Kimi K2 1T model runs on 2 512GB M3 Ultras
Model details and quantization
- The demo uses Kimi K2 at 4‑bit quantization on two 512GB M3 Ultras; several people note this should be explicitly stated, though some assume “1T parameters” implicitly means heavy quantization.
- There’s confusion between Kimi K2 vs K2 Thinking (K2T): they are different models with very different capabilities and post‑training. K2T is seen as closer to top-tier models like Sonnet 4.5.
- Questions arise about context length and prefill speed; commenters warn that “it runs” at small context doesn’t imply usable performance at large, coding‑style contexts.
Behavior, style, and use cases
- Kimi K2 is described as less capable than frontier models on complex reasoning but unusually strong at:
- Short-form writing (emails, communication)
- Editing and blunt critique
- “Emotional intelligence” / social nuances in messages
- Geospatial tasks
- It is perceived as unusually direct, willing to call out user mistakes, and to clearly say “there is no answer in the search results.” Some users value this non‑sycophantic style.
Instruction-following vs pushback
- One camp wants strict, assumption‑free instruction following (especially for coding), with the model asking clarifying questions rather than disagreeing.
- Another camp prefers agents that take initiative, push back on dubious instructions, and warn about dangerous consequences (e.g., potential SQL injection).
- A middle ground emerges: models should sometimes ask clarifying questions and sometimes challenge the request, but not blindly comply.
Training, architecture, and RLHF
- Kimi is said to be based on a DeepSeek-style MoE architecture, trained with the Muon optimizer and “mainly finetuning.”
- Debate over whether most Chinese models are downstream of DeepSeek/GPT; others point to Qwen, Mistral, Llama, ERNIE, etc. as independent efforts.
- Several comments criticize mainstream RLHF for over-optimizing for politeness and flattery; Kimi is praised as a counterexample.
Benchmarks and prompting
- Kimi K2 reportedly performs unusually well on the “clock test” and EQBench (with the caveat that EQBench is LLMs grading LLMs).
- Discussion around more “linguistically technical” system prompts to force blunt, “bald-on-record” responses, illustrating how prompt wording strongly shapes behavior.
- One commenter argues these are really “word models,” not true “language models,” since phrasing and register substantially affect outputs.
Local vs cloud, cost, and privacy
- Running a 1T model locally on dual M3 Ultras (~$19K) is viewed by many as uneconomical versus cloud inference, especially given low personal utilization and very fast providers (Groq, Cerebras, etc.).
- Others argue local is about:
- Privacy and sensitive data (including “record everything” workflows and codebases)

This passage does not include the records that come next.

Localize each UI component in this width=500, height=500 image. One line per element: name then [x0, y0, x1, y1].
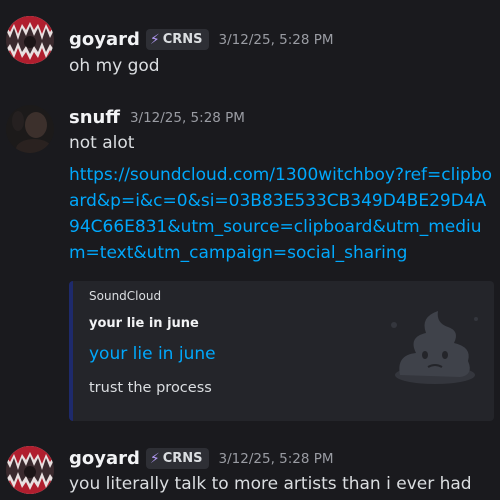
message-text: you literally talk to more artists than …	[69, 474, 472, 494]
guild-tag[interactable]: ⚡ CRNS	[145, 29, 209, 50]
embed-provider[interactable]: SoundCloud	[89, 289, 161, 303]
username[interactable]: goyard	[69, 448, 140, 469]
poop-icon[interactable]	[390, 297, 480, 387]
link-embed: SoundCloud your lie in june your lie in …	[69, 281, 494, 421]
avatar-goyard[interactable]	[6, 446, 54, 494]
timestamp: 3/12/25, 5:28 PM	[218, 450, 334, 467]
embed-description: trust the process	[89, 380, 212, 396]
username[interactable]: goyard	[69, 29, 140, 50]
message-text: oh my god	[69, 56, 160, 76]
avatar-goyard[interactable]	[6, 16, 54, 64]
bolt-icon: ⚡	[149, 31, 160, 48]
guild-tag[interactable]: ⚡ CRNS	[145, 448, 209, 469]
embed-title[interactable]: your lie in june	[89, 344, 216, 364]
timestamp: 3/12/25, 5:28 PM	[218, 31, 334, 48]
message-header: snuff 3/12/25, 5:28 PM	[69, 107, 245, 128]
bolt-icon: ⚡	[149, 450, 160, 467]
message-text: not alot	[69, 133, 135, 153]
message-header: goyard ⚡ CRNS 3/12/25, 5:28 PM	[69, 448, 334, 469]
guild-tag-label: CRNS	[162, 451, 203, 466]
message-header: goyard ⚡ CRNS 3/12/25, 5:28 PM	[69, 29, 334, 50]
guild-tag-label: CRNS	[162, 32, 203, 47]
soundcloud-link[interactable]: https://soundcloud.com/1300witchboy?ref=…	[69, 162, 494, 266]
avatar-snuff[interactable]	[6, 105, 54, 153]
username[interactable]: snuff	[69, 107, 120, 128]
timestamp: 3/12/25, 5:28 PM	[129, 109, 245, 126]
embed-author[interactable]: your lie in june	[89, 316, 199, 331]
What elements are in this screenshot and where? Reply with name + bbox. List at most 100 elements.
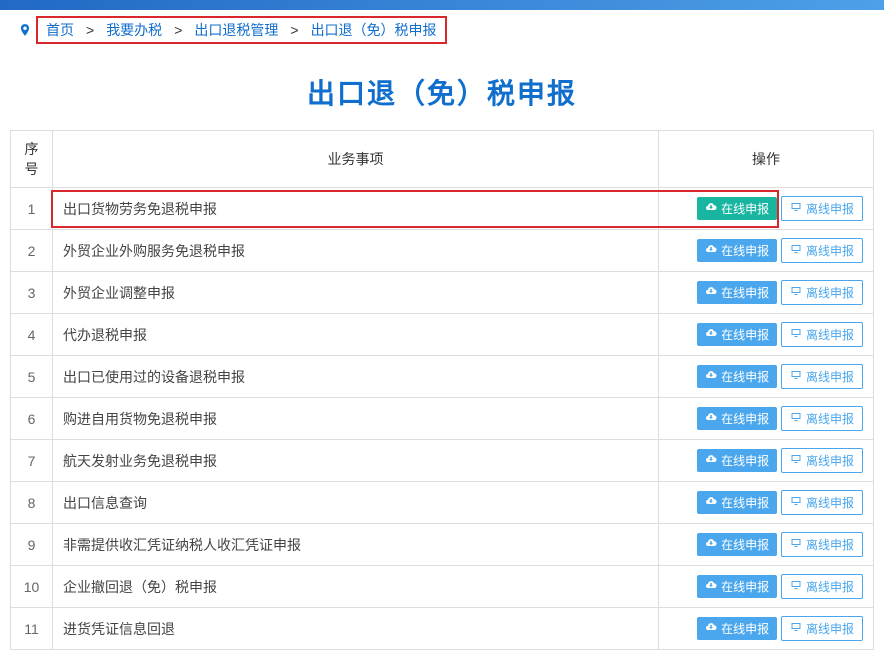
offline-declare-button[interactable]: 离线申报 [781,490,863,515]
row-ops: 在线申报 离线申报 [659,398,874,440]
cloud-upload-icon [705,579,717,594]
monitor-icon [790,369,802,384]
monitor-icon [790,201,802,216]
monitor-icon [790,285,802,300]
offline-label: 离线申报 [806,580,854,594]
breadcrumb-highlight-box: 首页 > 我要办税 > 出口退税管理 > 出口退（免）税申报 [36,16,447,44]
row-seq: 6 [11,398,53,440]
table-row: 9非需提供收汇凭证纳税人收汇凭证申报在线申报 离线申报 [11,524,874,566]
cloud-upload-icon [705,369,717,384]
row-ops: 在线申报 离线申报 [659,608,874,650]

- Autonomy from future “enshittification” of cloud AI
- Hobbyist experimentation and research
- There’s disagreement over whether local makes sense only for privacy/hobby vs. future-proofing or high‑value bespoke uses.
Hardware and interconnect
- Some speculate about macOS RDMA over Thunderbolt; the original demo is confirmed not to be using it yet, with expected future speedups.
- Questions arise about Linux equivalents: vLLM can scale over standard Ethernet, but peak performance requires RDMA‑class interconnects.
- Commenters also note refurbished/discounted M3 Ultras but point out that the lower-cost refurb configs don’t match the 512GB RAM spec in the demo.